I went to a local toy store and purchased several packets of toy money. I counted out the ten thousand dollars and made the ransom drop as instructed, then anxiously awaited the kidnapper’s next move. I didn’t have to wait long.
I got another note. It said, “Do you think we are stupid? This is clearly counterfeit money. There is a giraffe’s picture where the president’s photo usually appears. Consider your pig dead!”
The next morning I had this announcement read over the loudspeaker: “The secretary has accepted the likelihood that her beloved stress pig has been kidnapped and murdered. Therefore, a funeral will be held this Friday after school in the teachers’ lounge. Faculty and staff are encouraged to attend. Following the eulogy, the burial will take place in the school courtyard, after which, refreshments will be served in the lounge.”

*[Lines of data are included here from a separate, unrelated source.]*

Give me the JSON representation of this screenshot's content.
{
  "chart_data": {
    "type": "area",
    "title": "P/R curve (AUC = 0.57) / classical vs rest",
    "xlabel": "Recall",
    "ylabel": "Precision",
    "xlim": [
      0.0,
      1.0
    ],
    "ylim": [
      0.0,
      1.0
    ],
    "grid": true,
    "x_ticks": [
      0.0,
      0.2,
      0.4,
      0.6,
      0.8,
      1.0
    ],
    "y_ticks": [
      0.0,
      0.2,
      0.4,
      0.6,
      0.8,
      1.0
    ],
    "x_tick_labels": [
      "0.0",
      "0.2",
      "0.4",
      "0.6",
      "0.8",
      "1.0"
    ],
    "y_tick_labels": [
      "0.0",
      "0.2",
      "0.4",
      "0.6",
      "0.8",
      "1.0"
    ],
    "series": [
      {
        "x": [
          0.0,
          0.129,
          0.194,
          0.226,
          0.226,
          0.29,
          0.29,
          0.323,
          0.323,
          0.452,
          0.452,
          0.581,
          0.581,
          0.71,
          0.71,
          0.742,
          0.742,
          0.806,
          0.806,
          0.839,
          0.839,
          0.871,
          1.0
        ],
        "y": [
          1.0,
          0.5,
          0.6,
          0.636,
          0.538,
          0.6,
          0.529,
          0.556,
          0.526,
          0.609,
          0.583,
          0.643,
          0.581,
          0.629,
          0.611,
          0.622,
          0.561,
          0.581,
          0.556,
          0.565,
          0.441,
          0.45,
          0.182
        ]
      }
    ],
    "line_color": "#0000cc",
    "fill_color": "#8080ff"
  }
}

If my pig were indeed deceased (and a real pig), by this time he would have been processed into assorted table meats. So after work I went to a local pet supply store and purchased a package of dog treats called, “Beggin’ Strips,” which are designed to look exactly like genuine bacon, although they sure don’t taste like it. Don’t ask me how I know. Mind your own business.
Then I shopped at an office supply store where I found a small wooden pencil box shaped just like a tiny coffin. It even had a wooden top that slid down, which I could use to view the corpse. Since the kidnappers had not returned the body, the Beggin’ Strips would have to take its place.

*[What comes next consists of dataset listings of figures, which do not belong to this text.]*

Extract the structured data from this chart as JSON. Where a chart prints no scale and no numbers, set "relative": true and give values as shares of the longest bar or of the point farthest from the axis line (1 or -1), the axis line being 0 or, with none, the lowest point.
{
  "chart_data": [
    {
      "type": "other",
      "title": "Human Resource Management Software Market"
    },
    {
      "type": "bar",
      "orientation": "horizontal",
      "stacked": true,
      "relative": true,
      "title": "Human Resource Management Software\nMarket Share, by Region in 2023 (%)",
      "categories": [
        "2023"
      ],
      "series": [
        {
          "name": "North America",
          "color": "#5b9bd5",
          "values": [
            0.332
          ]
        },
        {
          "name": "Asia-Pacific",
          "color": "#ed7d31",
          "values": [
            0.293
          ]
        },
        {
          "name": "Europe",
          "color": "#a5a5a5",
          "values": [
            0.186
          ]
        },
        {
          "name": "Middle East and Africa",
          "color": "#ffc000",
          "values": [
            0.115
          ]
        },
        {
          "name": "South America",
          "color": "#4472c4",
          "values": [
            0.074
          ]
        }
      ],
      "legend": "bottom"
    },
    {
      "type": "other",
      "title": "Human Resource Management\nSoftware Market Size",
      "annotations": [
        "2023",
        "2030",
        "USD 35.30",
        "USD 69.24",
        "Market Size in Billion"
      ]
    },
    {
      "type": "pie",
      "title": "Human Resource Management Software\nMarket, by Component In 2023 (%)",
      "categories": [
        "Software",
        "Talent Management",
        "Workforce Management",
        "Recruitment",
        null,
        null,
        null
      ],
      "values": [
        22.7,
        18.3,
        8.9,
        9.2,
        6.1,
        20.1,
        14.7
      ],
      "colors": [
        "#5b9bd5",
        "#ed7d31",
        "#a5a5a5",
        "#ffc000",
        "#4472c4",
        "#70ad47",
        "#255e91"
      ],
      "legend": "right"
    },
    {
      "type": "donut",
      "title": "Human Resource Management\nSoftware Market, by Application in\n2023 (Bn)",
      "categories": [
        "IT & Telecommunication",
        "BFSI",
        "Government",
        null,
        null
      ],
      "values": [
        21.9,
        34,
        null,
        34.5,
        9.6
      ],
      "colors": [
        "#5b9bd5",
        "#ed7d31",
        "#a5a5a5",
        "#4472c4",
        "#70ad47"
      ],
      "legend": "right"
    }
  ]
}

I placed the Beggin’ Strips in the box and stapled a bouquet of tiny silk flowers to the lid. Then I draped a black cloth over a rolling cart, placed the coffin in the middle, and prepared the teachers’ lounge for the service. Folding chairs were arranged in rows facing the podium.
On the day of the funeral, I wore a black dress and black shoes and pinned a black veil over my face. The teacher who sponsored the school’s yearbook was there taking pictures, which later took up an entire page in the next yearbook. As I greeted the guests, I dabbed at my eyes with a handkerchief and sniffled loudly, punctuated by frequent nose blowing.

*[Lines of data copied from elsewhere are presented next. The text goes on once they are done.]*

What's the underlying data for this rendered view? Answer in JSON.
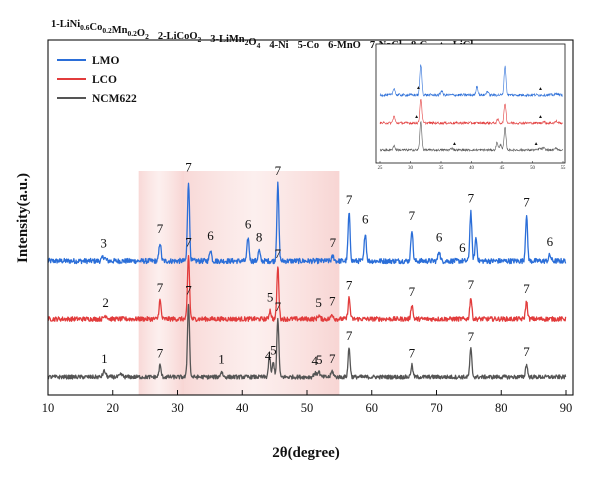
{
  "chart_data": {
    "type": "line",
    "title": "",
    "xlabel": "2θ(degree)",
    "ylabel": "Intensity(a.u.)",
    "xlim": [
      10,
      90
    ],
    "xticks": [
      "10",
      "20",
      "30",
      "40",
      "50",
      "60",
      "70",
      "80",
      "90"
    ],
    "phase_legend": {
      "items": [
        {
          "num": "1",
          "text": "-LiNi",
          "sub1": "0.6",
          "mid1": "Co",
          "sub2": "0.2",
          "mid2": "Mn",
          "sub3": "0.2",
          "mid3": "O",
          "sub4": "2"
        },
        {
          "num": "2",
          "text": "-LiCoO",
          "sub1": "2"
        },
        {
          "num": "3",
          "text": "-LiMn",
          "sub1": "2",
          "mid1": "O",
          "sub2": "4"
        },
        {
          "num": "4",
          "text": "-Ni"
        },
        {
          "num": "5",
          "text": "-Co"
        },
        {
          "num": "6",
          "text": "-MnO"
        },
        {
          "num": "7",
          "text": "-NaCl"
        },
        {
          "num": "8",
          "text": "-C"
        },
        {
          "num": "▲",
          "text": " -LiCl"
        }
      ]
    },
    "highlight_regions": [
      [
        24,
        31
      ],
      [
        31,
        55
      ]
    ],
    "series": [
      {
        "name": "LMO",
        "color": "#2b6ed8",
        "offset": 2.0,
        "noise": 0.045,
        "peaks": [
          {
            "x": 18.6,
            "h": 0.07,
            "w": 0.35
          },
          {
            "x": 27.3,
            "h": 0.32,
            "w": 0.22
          },
          {
            "x": 31.7,
            "h": 1.38,
            "w": 0.22
          },
          {
            "x": 35.1,
            "h": 0.2,
            "w": 0.22
          },
          {
            "x": 40.9,
            "h": 0.4,
            "w": 0.22
          },
          {
            "x": 42.6,
            "h": 0.18,
            "w": 0.22
          },
          {
            "x": 45.5,
            "h": 1.32,
            "w": 0.22
          },
          {
            "x": 54.0,
            "h": 0.08,
            "w": 0.25
          },
          {
            "x": 56.5,
            "h": 0.82,
            "w": 0.22
          },
          {
            "x": 59.0,
            "h": 0.49,
            "w": 0.22
          },
          {
            "x": 66.2,
            "h": 0.55,
            "w": 0.22
          },
          {
            "x": 70.4,
            "h": 0.18,
            "w": 0.22
          },
          {
            "x": 75.3,
            "h": 0.85,
            "w": 0.22
          },
          {
            "x": 76.1,
            "h": 0.4,
            "w": 0.22
          },
          {
            "x": 83.9,
            "h": 0.78,
            "w": 0.22
          },
          {
            "x": 87.5,
            "h": 0.1,
            "w": 0.25
          }
        ]
      },
      {
        "name": "LCO",
        "color": "#e23c3c",
        "offset": 1.0,
        "noise": 0.04,
        "peaks": [
          {
            "x": 18.9,
            "h": 0.06,
            "w": 0.35
          },
          {
            "x": 27.3,
            "h": 0.32,
            "w": 0.22
          },
          {
            "x": 31.7,
            "h": 1.1,
            "w": 0.22
          },
          {
            "x": 44.3,
            "h": 0.15,
            "w": 0.22
          },
          {
            "x": 45.5,
            "h": 0.9,
            "w": 0.22
          },
          {
            "x": 51.8,
            "h": 0.06,
            "w": 0.25
          },
          {
            "x": 53.9,
            "h": 0.08,
            "w": 0.25
          },
          {
            "x": 56.5,
            "h": 0.36,
            "w": 0.22
          },
          {
            "x": 66.2,
            "h": 0.25,
            "w": 0.22
          },
          {
            "x": 75.3,
            "h": 0.37,
            "w": 0.22
          },
          {
            "x": 83.9,
            "h": 0.3,
            "w": 0.22
          }
        ]
      },
      {
        "name": "NCM622",
        "color": "#555555",
        "offset": 0.0,
        "noise": 0.035,
        "peaks": [
          {
            "x": 18.7,
            "h": 0.1,
            "w": 0.3
          },
          {
            "x": 21.3,
            "h": 0.04,
            "w": 0.3
          },
          {
            "x": 27.3,
            "h": 0.2,
            "w": 0.22
          },
          {
            "x": 31.7,
            "h": 1.28,
            "w": 0.22
          },
          {
            "x": 36.8,
            "h": 0.09,
            "w": 0.25
          },
          {
            "x": 44.2,
            "h": 0.35,
            "w": 0.22
          },
          {
            "x": 44.8,
            "h": 0.25,
            "w": 0.22
          },
          {
            "x": 45.5,
            "h": 1.0,
            "w": 0.22
          },
          {
            "x": 51.2,
            "h": 0.07,
            "w": 0.25
          },
          {
            "x": 51.8,
            "h": 0.1,
            "w": 0.25
          },
          {
            "x": 53.9,
            "h": 0.1,
            "w": 0.25
          },
          {
            "x": 56.5,
            "h": 0.5,
            "w": 0.22
          },
          {
            "x": 66.2,
            "h": 0.2,
            "w": 0.22
          },
          {
            "x": 75.3,
            "h": 0.48,
            "w": 0.22
          },
          {
            "x": 83.9,
            "h": 0.22,
            "w": 0.22
          }
        ]
      }
    ],
    "peak_labels": [
      {
        "series": "LMO",
        "x": 18.6,
        "text": "3"
      },
      {
        "series": "LMO",
        "x": 27.3,
        "text": "7"
      },
      {
        "series": "LMO",
        "x": 31.7,
        "text": "7"
      },
      {
        "series": "LMO",
        "x": 35.1,
        "text": "6"
      },
      {
        "series": "LMO",
        "x": 40.9,
        "text": "6"
      },
      {
        "series": "LMO",
        "x": 42.6,
        "text": "8"
      },
      {
        "series": "LMO",
        "x": 45.5,
        "text": "7"
      },
      {
        "series": "LMO",
        "x": 54.0,
        "text": "7"
      },
      {
        "series": "LMO",
        "x": 56.5,
        "text": "7"
      },
      {
        "series": "LMO",
        "x": 59.0,
        "text": "6"
      },
      {
        "series": "LMO",
        "x": 66.2,
        "text": "7"
      },
      {
        "series": "LMO",
        "x": 70.4,
        "text": "6"
      },
      {
        "series": "LMO",
        "x": 74.0,
        "text": "6"
      },
      {
        "series": "LMO",
        "x": 75.3,
        "text": "7"
      },
      {
        "series": "LMO",
        "x": 83.9,
        "text": "7"
      },
      {
        "series": "LMO",
        "x": 87.5,
        "text": "6"
      },
      {
        "series": "LCO",
        "x": 18.9,
        "text": "2"
      },
      {
        "series": "LCO",
        "x": 27.3,
        "text": "7"
      },
      {
        "series": "LCO",
        "x": 31.7,
        "text": "7"
      },
      {
        "series": "LCO",
        "x": 44.3,
        "text": "5"
      },
      {
        "series": "LCO",
        "x": 45.5,
        "text": "7"
      },
      {
        "series": "LCO",
        "x": 51.8,
        "text": "5"
      },
      {
        "series": "LCO",
        "x": 53.9,
        "text": "7"
      },
      {
        "series": "LCO",
        "x": 56.5,
        "text": "7"
      },
      {
        "series": "LCO",
        "x": 66.2,
        "text": "7"
      },
      {
        "series": "LCO",
        "x": 75.3,
        "text": "7"
      },
      {
        "series": "LCO",
        "x": 83.9,
        "text": "7"
      },
      {
        "series": "NCM622",
        "x": 18.7,
        "text": "1"
      },
      {
        "series": "NCM622",
        "x": 27.3,
        "text": "7"
      },
      {
        "series": "NCM622",
        "x": 31.7,
        "text": "7"
      },
      {
        "series": "NCM622",
        "x": 36.8,
        "text": "1"
      },
      {
        "series": "NCM622",
        "x": 44.0,
        "text": "4"
      },
      {
        "series": "NCM622",
        "x": 44.8,
        "text": "5"
      },
      {
        "series": "NCM622",
        "x": 45.5,
        "text": "7"
      },
      {
        "series": "NCM622",
        "x": 51.2,
        "text": "4"
      },
      {
        "series": "NCM622",
        "x": 51.9,
        "text": "5"
      },
      {
        "series": "NCM622",
        "x": 53.9,
        "text": "7"
      },
      {
        "series": "NCM622",
        "x": 56.5,
        "text": "7"
      },
      {
        "series": "NCM622",
        "x": 66.2,
        "text": "7"
      },
      {
        "series": "NCM622",
        "x": 75.3,
        "text": "7"
      },
      {
        "series": "NCM622",
        "x": 83.9,
        "text": "7"
      }
    ],
    "legend": {
      "placement": "top-left",
      "entries": [
        "LMO",
        "LCO",
        "NCM622"
      ]
    },
    "inset": {
      "placement": "top-right",
      "xlim": [
        25,
        55
      ],
      "xticks": [
        "25",
        "30",
        "35",
        "40",
        "45",
        "50",
        "55"
      ],
      "markers": [
        {
          "series": "LMO",
          "x": 31.3,
          "symbol": "▲"
        },
        {
          "series": "LMO",
          "x": 51.3,
          "symbol": "▲"
        },
        {
          "series": "LCO",
          "x": 31.0,
          "symbol": "▲"
        },
        {
          "series": "LCO",
          "x": 51.3,
          "symbol": "▲"
        },
        {
          "series": "NCM622",
          "x": 37.2,
          "symbol": "▲"
        },
        {
          "series": "NCM622",
          "x": 50.6,
          "symbol": "▲"
        }
      ]
    }
  }
}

One of the school’s guidance counselors was an ordained minister and delivered the eulogy. He delivered it solemnly, even though it was peppered with pig puns. I heard a few snickers amongst the mourners and I glared at them in mock disapproval. I suspect they were only there for the refreshments.
Following the service, I led the procession, wheeling the cart and the coffin through the halls to the courtyard, where the interment was to take place. We were met by a custodian, who was leaning on a shovel. He dug a hole and I placed the pencil box in the hole. I expressed my gratitude for the short time I had with my pig and my appreciation for the stress relief he provided. I also vowed to bring his murderers to justice. There was a brief final prayer and the custodian filled the hole.
Following snacks in the lounge, I returned to my desk and found a large glass jar. In it was my stress pig, floating in clear liquid. A crudely printed label read, “formaldehyde.” I would have been horrified if I had not been laughing so hard.
A few years later, I grinned as I watched a large backhoe prepare the courtyard for an addition to the school. I wondered what might happen if his backhoe disinterred my tiny coffin full of Beggin’ Strips. The custodian who had performed the burial came to stand behind me and said with a chuckle, “Hey, isn’t that right where we buried your pig?’
“Yes,” I said. “That driver had better get a good lawyer. What’s the penalty for unauthorized disinterment?”